Each byte stores two quantized values in unsigned 4-bit format (range 0--15):

byte[j]:  [ high nibble (value 2j+1) | low nibble (value 2j) ]

Extraction:

const low: u4 = @truncate(byte);       // value at even index
const high: u4 = @truncate(byte >> 4); // value at odd index

Quantization

\[ d = \frac{\max_i |w_i|}{7}, \qquad q_i = \text{round}\!\left(\frac{w_i}{d}\right) + 8 \in [0, 15] \]

The offset of 8 maps the symmetric range \( [-8, 7] \) to unsigned \( [0, 15] \).

Dequantization

\[ \hat{w}_i = (q_i - 8) \cdot d \]
pub const BlockQ4_0 = extern struct {
    d: f16,             // scale
    qs: [16]u8,         // packed 4-bit values (2 per byte)

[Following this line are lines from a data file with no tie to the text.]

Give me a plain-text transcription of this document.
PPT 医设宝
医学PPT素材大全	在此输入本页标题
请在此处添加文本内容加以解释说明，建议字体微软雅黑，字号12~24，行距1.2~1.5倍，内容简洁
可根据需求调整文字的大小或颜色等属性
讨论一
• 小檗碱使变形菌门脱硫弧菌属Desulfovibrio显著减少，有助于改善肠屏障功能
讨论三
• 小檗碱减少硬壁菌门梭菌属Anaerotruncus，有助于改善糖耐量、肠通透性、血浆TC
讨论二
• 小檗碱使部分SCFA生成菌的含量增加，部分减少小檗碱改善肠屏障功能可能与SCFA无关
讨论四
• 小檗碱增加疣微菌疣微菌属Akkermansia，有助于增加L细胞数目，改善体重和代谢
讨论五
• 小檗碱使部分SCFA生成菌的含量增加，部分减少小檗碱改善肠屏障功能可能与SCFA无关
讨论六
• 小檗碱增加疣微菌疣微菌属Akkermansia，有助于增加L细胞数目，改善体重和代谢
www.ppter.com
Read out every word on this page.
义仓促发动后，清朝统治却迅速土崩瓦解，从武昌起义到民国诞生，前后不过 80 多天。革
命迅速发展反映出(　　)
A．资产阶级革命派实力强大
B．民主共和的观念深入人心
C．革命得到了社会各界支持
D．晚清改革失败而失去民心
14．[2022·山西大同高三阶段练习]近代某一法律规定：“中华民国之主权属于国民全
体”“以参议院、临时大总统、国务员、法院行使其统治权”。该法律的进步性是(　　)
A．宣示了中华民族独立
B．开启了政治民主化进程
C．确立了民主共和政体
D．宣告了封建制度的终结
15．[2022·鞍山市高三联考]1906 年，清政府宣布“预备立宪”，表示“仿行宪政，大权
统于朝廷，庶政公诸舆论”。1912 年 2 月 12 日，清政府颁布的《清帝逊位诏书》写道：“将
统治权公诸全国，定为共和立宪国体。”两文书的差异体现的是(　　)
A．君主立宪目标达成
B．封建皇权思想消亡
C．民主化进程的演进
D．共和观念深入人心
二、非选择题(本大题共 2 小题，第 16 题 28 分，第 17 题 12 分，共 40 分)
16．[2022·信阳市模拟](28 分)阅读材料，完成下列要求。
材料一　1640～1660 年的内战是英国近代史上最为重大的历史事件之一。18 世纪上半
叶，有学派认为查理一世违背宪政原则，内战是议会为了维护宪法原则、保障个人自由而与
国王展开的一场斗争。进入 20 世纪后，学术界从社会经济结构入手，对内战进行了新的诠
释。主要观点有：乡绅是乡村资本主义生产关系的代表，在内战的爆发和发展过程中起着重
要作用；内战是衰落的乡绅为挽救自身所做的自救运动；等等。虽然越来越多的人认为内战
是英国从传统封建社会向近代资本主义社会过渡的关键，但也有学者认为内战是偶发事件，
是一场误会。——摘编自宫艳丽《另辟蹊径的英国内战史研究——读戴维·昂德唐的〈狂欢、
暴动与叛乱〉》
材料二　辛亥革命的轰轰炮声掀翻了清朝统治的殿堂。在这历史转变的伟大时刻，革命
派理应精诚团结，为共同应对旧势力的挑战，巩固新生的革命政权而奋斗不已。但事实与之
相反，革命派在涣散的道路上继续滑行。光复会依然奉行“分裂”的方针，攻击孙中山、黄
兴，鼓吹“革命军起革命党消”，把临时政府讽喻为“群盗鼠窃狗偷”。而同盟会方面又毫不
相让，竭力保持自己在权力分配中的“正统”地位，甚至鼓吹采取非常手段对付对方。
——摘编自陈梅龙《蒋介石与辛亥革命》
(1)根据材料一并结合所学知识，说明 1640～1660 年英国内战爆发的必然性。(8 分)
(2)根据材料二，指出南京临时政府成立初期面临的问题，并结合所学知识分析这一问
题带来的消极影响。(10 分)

    pub fn dequantize(self: BlockQ4_0, output: *[32]f32) void {
        const scale: f32 = @floatCast(self.d);
        for (0..16) |j| {
            const byte = self.qs[j];
            const low: i32 = @as(i32, @as(u4, @truncate(byte))) - 8;
            const high: i32 = @as(i32, @as(u4, @truncate(byte >> 4))) - 8;
            output[2 * j] = @as(f32, @floatFromInt(low)) * scale;
            output[2 * j + 1] = @as(f32, @floatFromInt(high)) * scale;
        }
    }
};

Bits per Weight

\[ \text{bpw} = \frac{18 \times 8}{32} = 4.5 \text{ bpw} \]

7. INT8 Format

INT8 -- per-tensor 8-bit quantization with zero-point

Unlike Q8_0 (which is block-wise with no zero-point), the INT8 format uses a global scale and zero-point for the entire tensor. This matches the quantization scheme described in the LLM.int8() paper.1

Parameters

Parameter Type Description
scale f32 Global scale factor
zero_point i32 Global zero-point offset
data []u8 Quantized values (unsigned 8-bit)

Quantization

\[ s = \frac{w_{\max} - w_{\min}}{255}, \qquad z = \text{round}\!\left(-\frac{w_{\min}}{s}\right) \]
\[ q_i = \text{clamp}\!\left(\text{round}\!\left(\frac{w_i}{s}\right) + z,\; 0,\; 255\right) \]

Dequantization

\[ \hat{w}_i = s \cdot (q_i - z) \]
pub const QuantizedINT8 = struct {
    scale: f32,
    zero_point: i32,
    data: []const u8,

    pub fn dequantize(self: QuantizedINT8, output: []f32) void {
        for (self.data, 0..) |q, i| {
            output[i] = self.scale *
                @as(f32, @floatFromInt(@as(i32, q) - self.zero_point));
        }
    }
};

Per-tensor vs block-wise trade-off

Scheme Scale overhead Outlier robustness Arithmetic cost
Per-tensor (INT8) Negligible Poor 1 mul + 1 sub per element
Block-wise (Q8_0) 2 bytes / 32 elements Good 1 mul per element
Block-wise (Q4_0) 2 bytes / 32 elements Good 1 mul + 1 sub + bit extract

8. Storage Efficiency

The following table compares storage requirements for a 7B-parameter model (approximately 7 billion weights).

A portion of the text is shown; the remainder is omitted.